La herencia Tolteca

Desde hacía mucho tiempo, el valle de México había visto nacer y desarrollarse numerosas civilizaciones. Una de ellas se estableció al norte de la actual capital. Desde el primer siglo antes de nuestra era fue edificada una inmensa ciudad: Teotihuacan, «el lugar donde los dioses nacieron». Esta civilización vivió hasta el siglo octavo. Veneraban el Sol, la Luna y otros numerosos dioses, como Quetzalcoatl, la serpiente con plumas. Teotihuacan influenció con su arte y su misticismo toda el área de población meso-americana. Después se derrumbó misteriosamente, no dejando a las futuras civilizaciones más que las ruinas de su ciudad fabulosa para contemplar.
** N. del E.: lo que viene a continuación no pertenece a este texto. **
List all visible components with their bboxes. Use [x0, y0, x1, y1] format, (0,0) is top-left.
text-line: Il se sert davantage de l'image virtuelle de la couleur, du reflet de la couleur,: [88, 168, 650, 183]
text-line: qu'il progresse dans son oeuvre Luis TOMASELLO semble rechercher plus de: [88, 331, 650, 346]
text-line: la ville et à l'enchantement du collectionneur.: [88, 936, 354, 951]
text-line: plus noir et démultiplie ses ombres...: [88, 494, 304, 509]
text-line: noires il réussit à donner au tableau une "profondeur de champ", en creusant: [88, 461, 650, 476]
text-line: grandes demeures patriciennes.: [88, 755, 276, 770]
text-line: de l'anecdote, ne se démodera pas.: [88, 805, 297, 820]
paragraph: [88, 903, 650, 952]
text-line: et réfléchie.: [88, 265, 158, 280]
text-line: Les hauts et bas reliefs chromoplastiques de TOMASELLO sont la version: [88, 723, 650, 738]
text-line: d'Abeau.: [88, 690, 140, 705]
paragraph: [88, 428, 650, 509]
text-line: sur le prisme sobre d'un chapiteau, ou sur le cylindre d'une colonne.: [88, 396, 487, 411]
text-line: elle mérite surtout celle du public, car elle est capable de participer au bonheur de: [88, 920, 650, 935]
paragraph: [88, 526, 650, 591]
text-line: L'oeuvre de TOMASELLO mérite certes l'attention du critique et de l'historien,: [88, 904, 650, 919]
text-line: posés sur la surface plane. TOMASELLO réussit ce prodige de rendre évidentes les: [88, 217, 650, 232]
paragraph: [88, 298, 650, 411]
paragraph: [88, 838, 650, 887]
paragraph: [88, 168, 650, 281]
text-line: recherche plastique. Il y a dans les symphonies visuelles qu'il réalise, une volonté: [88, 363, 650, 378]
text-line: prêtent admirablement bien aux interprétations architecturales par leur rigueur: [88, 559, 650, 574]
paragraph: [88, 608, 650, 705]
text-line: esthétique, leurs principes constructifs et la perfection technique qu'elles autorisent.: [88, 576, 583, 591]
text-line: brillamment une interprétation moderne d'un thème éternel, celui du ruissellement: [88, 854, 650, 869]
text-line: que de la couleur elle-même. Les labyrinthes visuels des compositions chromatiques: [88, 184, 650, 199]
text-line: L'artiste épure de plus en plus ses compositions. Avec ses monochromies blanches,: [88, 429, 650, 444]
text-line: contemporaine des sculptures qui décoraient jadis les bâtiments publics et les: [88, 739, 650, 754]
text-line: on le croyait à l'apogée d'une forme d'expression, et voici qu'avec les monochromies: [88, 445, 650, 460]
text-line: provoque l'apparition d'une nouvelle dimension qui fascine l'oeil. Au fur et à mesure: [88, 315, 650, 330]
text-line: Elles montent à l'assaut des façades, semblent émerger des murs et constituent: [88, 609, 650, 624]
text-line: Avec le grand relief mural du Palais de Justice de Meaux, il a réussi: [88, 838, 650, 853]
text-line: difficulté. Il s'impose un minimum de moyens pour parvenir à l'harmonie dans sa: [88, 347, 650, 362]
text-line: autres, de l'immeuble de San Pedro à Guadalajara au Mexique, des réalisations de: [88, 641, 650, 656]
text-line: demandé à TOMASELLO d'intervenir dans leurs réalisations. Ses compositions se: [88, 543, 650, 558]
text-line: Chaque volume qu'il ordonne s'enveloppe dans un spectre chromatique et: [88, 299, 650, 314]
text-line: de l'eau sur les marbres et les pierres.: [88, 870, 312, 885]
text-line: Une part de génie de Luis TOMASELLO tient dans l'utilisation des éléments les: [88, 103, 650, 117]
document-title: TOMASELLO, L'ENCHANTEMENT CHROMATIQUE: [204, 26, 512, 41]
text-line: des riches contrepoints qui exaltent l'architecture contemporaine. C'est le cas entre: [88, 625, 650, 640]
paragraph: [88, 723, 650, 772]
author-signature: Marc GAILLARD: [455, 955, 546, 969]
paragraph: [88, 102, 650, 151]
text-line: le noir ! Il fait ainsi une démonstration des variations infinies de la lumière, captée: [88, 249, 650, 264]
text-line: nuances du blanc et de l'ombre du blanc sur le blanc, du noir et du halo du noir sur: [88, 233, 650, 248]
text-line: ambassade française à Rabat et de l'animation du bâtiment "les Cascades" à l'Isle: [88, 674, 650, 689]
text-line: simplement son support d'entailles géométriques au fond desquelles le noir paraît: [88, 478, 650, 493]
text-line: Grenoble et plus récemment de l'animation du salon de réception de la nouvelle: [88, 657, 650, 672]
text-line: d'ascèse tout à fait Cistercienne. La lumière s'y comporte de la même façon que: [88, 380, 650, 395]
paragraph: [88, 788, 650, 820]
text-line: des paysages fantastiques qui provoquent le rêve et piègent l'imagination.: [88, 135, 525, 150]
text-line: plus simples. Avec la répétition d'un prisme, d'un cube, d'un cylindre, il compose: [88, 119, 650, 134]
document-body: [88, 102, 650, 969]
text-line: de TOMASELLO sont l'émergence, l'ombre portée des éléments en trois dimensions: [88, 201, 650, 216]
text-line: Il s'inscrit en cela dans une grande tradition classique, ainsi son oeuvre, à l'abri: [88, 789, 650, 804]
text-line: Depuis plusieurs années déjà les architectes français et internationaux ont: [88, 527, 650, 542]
Poco tiempo después de la caída de Teotihuacan, unos bárbaros chichimecas venidos del norte se implantaron en el Valle de México, donde erigieron su capital hacia el 856: Tula. Según la tradición, diez reyes-sacerdotes se sucederían hasta 1168, desarrollando lo que llamaríamos el Imperio Tolteca. El más célebre de sus reyes fue Acatl Tolpitzin, hijo del dios celestial Mixcoatl y de la diosa de la tierra Chimalman. En 977 fue elegido rey bajo el nombre de Quetzalcoatl, la serpiente con plumas. Pero una guerra civil iría muy pronto a oponer a los partidarios del dios Tezcatlipoca con los de Quetzalcoatl, quien se oponía a los sacrificios humanos. El rey-sacerdote fue expulsado de Tula y sus fieles se dispersaron por el valle y se aliaron con otras tribus Nahuas. Integrando las tribus nómades venidas del Norte, Tula se desarrolló hasta 1165, año en que la ciudad fue arrasada por un incendio durante una última invasión chichimeca. Los toltecas emprendieron entonces la huida, e influenciaron numerosas ciudades tales como Texcoco, Coyoacan, Azcapotzalco, Culhuacan, Chalca y Xochimilco.